Je recommande également Tropa de elite (Troupe d’élite) de José Padilha récompensé par un Ours d’or à Berlin en 2008. Le film met en parallèle la police classique, sans moyens et corrompue, et le BOPE (Batalhão de Operações Policiais Especiais) qui est un corps d’intervention d’élite aux méthodes très musclées. La saucisse bringelle, spécialité réunionnaise préparée savamment par H., n’a pas réussi à combler ce creux dans l’estomac causé par cette représentation saisissante des officiers armant les favelas, de la jeunesse dorée de Rio encourageant négligemment les traffics et de la violence à laquelle s’adonnent toutes les parties prenantes.
Toutefois, comme j’habite São Paulo et non pas Rio de Janeiro, je peux mener une petite vie oisive, les favelas ayant été repoussées aux frontières de la ville. Oublié donc le BOPE lorsque vient le vendredi soir et bonjour escarpins vertigineux et mini-jupes à paillettes, São Paulo commence sa nuit… enfin pas tout à fait puisque nous abordâmes notre week-end par un afterwork réunissant les anciens élèves de ParisTech et de Sciences-Po résidant à Sampa. Ce fut l’occasion de discuter des conditions de vie et de travail des français sédentarisés ici. Nous entendîmes tout et son contraire et il fut donc difficile de se faire une opinion. J’en retiens surtout qu’il y a un manque criant d’employés qualifiés. Cela n’est pas dû au niveau des formations mais plutôt à l’accès à celles-ci. En outre, les diplômés ne se portent pas vers les mêmes métiers que nous à la sortie ce qui fait que, dans des entreprises croulant traditionnellement en Europe sous les CV, la concurrence est moins rude (entre brésiliens, au niveau sans expérience pro) puisqu’elles n’ont pas encore gagné leurs lettres de noblesse. On nous a également mentionné plusieurs fois le côté opportuniste des professionnels qui n’hésitent pas à changer d’employeur dès qu’une occasion pointe, décomplexés de présenter des CVs à entrées multiples.
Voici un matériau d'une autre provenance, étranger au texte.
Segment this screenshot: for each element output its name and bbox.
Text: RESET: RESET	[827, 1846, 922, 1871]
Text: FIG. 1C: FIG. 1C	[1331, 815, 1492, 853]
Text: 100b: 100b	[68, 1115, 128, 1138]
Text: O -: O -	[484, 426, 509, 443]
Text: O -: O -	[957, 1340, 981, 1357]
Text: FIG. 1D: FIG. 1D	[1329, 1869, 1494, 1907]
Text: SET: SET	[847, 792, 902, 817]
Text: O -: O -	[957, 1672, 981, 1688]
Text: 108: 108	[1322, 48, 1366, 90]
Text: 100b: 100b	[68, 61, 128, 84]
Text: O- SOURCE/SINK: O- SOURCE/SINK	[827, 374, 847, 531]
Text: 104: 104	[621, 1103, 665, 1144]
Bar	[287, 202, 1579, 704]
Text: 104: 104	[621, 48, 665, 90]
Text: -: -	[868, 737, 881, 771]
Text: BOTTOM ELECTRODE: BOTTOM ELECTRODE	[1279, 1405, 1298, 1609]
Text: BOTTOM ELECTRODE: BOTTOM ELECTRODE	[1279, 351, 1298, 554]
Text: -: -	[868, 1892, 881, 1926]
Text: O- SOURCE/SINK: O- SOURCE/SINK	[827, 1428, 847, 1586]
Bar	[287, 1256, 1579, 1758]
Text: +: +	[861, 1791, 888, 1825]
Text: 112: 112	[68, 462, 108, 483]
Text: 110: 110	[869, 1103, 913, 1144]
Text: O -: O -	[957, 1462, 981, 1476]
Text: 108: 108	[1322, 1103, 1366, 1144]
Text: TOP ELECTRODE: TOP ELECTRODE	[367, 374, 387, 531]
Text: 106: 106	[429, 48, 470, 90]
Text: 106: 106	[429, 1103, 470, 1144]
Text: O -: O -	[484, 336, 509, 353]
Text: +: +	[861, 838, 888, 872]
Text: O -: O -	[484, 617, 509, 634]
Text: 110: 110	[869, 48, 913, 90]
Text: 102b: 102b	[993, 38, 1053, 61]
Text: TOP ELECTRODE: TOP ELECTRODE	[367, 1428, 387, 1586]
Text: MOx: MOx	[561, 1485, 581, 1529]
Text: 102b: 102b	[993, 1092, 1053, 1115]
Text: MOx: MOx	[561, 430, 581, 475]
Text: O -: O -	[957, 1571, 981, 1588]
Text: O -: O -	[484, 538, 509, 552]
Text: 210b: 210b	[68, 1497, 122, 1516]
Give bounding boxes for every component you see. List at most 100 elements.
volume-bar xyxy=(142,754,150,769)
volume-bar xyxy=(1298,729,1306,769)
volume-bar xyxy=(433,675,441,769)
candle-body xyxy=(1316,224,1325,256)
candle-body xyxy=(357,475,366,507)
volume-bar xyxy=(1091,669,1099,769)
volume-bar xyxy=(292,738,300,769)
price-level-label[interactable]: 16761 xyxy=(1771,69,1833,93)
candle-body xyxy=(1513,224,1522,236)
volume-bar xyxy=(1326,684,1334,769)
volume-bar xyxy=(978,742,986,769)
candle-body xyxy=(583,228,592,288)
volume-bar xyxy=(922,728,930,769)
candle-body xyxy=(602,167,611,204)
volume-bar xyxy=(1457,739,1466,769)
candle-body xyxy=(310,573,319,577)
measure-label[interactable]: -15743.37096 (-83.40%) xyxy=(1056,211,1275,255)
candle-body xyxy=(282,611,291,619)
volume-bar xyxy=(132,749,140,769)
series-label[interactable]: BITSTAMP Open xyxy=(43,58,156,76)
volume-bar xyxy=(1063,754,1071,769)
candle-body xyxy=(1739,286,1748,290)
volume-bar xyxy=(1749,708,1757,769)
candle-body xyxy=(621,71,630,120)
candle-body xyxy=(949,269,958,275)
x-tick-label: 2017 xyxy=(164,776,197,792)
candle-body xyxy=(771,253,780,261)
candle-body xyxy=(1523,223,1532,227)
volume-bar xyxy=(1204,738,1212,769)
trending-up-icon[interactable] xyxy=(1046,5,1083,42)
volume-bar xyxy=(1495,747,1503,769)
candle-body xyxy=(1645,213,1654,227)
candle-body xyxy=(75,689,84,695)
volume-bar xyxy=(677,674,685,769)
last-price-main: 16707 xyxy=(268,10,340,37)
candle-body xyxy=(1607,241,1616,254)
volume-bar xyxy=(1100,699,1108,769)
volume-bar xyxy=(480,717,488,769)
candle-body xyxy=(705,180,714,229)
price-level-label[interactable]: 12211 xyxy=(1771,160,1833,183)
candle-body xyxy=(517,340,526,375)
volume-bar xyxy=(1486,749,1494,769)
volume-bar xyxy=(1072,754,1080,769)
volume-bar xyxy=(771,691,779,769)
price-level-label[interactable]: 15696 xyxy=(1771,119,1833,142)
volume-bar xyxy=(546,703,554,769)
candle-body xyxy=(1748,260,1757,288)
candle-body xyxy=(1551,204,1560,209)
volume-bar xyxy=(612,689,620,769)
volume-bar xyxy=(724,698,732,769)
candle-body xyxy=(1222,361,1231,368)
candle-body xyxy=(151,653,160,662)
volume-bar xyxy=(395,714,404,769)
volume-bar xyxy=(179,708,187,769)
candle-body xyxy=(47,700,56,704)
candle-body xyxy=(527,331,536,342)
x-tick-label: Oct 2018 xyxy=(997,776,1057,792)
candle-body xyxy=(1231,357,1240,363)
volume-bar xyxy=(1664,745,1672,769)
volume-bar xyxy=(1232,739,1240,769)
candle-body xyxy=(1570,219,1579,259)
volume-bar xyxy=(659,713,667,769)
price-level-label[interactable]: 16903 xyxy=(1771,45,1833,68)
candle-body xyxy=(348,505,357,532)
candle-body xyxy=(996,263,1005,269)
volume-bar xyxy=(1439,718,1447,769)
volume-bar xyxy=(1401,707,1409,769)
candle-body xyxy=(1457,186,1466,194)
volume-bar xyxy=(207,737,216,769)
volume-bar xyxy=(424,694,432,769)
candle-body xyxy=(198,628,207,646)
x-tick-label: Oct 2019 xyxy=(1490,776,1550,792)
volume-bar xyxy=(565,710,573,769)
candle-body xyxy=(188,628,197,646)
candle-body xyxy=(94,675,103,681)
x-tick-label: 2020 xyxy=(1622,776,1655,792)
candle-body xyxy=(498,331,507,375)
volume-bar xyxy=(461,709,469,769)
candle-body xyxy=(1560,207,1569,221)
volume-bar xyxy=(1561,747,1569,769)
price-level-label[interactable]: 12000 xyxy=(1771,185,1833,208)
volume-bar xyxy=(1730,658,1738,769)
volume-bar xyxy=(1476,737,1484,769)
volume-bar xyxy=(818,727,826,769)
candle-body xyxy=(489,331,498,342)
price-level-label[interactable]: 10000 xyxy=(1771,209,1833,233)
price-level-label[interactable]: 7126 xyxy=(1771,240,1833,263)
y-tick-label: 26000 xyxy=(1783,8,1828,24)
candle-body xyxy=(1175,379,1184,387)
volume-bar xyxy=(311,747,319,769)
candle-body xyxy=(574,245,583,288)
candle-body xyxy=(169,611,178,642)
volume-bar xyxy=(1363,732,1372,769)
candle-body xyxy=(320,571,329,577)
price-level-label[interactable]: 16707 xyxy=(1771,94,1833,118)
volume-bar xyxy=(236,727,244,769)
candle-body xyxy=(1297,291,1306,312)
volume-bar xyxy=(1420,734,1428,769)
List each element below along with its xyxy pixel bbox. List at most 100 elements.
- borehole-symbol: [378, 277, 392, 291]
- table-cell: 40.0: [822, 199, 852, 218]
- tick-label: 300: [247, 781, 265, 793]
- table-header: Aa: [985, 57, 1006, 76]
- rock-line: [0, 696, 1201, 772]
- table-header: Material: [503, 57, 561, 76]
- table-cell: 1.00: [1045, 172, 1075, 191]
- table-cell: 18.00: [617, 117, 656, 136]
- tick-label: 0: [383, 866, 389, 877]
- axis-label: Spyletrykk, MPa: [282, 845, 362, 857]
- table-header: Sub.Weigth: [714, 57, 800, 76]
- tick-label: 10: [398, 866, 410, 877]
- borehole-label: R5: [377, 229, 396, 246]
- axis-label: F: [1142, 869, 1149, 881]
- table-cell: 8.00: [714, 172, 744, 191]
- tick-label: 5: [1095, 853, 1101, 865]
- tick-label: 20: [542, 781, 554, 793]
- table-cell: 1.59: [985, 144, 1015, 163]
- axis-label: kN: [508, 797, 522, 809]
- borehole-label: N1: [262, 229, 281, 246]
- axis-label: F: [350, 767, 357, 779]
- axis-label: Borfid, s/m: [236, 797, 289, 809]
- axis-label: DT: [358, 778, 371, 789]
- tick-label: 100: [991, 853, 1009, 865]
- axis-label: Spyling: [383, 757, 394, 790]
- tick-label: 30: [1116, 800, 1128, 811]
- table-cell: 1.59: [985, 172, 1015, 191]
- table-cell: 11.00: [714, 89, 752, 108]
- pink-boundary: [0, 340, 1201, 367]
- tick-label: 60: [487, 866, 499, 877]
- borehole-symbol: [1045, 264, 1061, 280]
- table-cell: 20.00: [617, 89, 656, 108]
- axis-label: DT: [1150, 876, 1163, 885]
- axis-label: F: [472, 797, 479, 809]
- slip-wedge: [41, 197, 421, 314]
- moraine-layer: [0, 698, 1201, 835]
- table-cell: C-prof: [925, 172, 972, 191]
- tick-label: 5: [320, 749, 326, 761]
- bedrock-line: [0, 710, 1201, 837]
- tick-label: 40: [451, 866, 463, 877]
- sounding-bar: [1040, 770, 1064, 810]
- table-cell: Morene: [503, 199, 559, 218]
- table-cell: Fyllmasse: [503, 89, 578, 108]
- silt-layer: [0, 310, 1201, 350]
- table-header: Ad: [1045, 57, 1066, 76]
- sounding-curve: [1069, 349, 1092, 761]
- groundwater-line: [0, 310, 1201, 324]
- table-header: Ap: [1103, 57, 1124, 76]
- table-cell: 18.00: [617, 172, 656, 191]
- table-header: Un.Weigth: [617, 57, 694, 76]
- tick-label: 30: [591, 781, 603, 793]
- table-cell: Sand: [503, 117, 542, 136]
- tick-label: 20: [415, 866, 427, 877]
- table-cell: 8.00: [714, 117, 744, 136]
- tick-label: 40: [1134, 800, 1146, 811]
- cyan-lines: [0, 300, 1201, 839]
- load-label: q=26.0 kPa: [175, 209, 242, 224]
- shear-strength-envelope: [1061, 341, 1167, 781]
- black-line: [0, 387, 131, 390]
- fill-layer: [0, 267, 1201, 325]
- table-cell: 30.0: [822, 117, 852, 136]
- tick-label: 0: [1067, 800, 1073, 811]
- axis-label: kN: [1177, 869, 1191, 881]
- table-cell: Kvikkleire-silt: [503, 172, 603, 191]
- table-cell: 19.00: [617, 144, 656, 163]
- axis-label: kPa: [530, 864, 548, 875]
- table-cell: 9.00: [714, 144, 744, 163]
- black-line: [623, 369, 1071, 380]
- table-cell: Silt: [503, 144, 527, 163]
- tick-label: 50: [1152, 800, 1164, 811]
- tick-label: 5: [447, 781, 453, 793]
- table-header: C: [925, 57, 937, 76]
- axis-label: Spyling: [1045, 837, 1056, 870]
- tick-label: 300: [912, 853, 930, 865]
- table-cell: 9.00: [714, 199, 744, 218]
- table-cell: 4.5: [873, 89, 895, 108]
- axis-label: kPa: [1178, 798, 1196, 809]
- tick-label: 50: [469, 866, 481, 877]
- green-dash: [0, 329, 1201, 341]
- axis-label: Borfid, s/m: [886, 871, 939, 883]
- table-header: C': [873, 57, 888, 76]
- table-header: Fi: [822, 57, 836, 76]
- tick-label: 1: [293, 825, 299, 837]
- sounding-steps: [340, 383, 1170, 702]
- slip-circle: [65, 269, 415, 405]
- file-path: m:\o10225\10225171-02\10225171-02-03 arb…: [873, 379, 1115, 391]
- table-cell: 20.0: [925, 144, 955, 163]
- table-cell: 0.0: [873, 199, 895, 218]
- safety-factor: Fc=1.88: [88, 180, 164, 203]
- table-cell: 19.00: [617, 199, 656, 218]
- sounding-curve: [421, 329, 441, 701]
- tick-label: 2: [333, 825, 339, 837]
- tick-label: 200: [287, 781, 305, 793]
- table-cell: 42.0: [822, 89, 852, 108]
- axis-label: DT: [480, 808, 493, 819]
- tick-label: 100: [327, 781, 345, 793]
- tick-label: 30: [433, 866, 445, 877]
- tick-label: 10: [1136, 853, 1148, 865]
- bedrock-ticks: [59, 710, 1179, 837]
Finalement, les personnes que nous avons rencontrées insistèrent beaucoup sur le coût de la vie à São Paulo et la difficulté de se faire embaucher lorsque l’on n’est pas né brésilien.

Après ce petit intermède sérieux, le week-end put commencer et je troquai à l’aurore ma pantoufle de verre (Perrault a bien écrit verre et de toute façon je ne me sentais pas de porter de la fourrure d’écureuil aux pieds) contre des charentaises.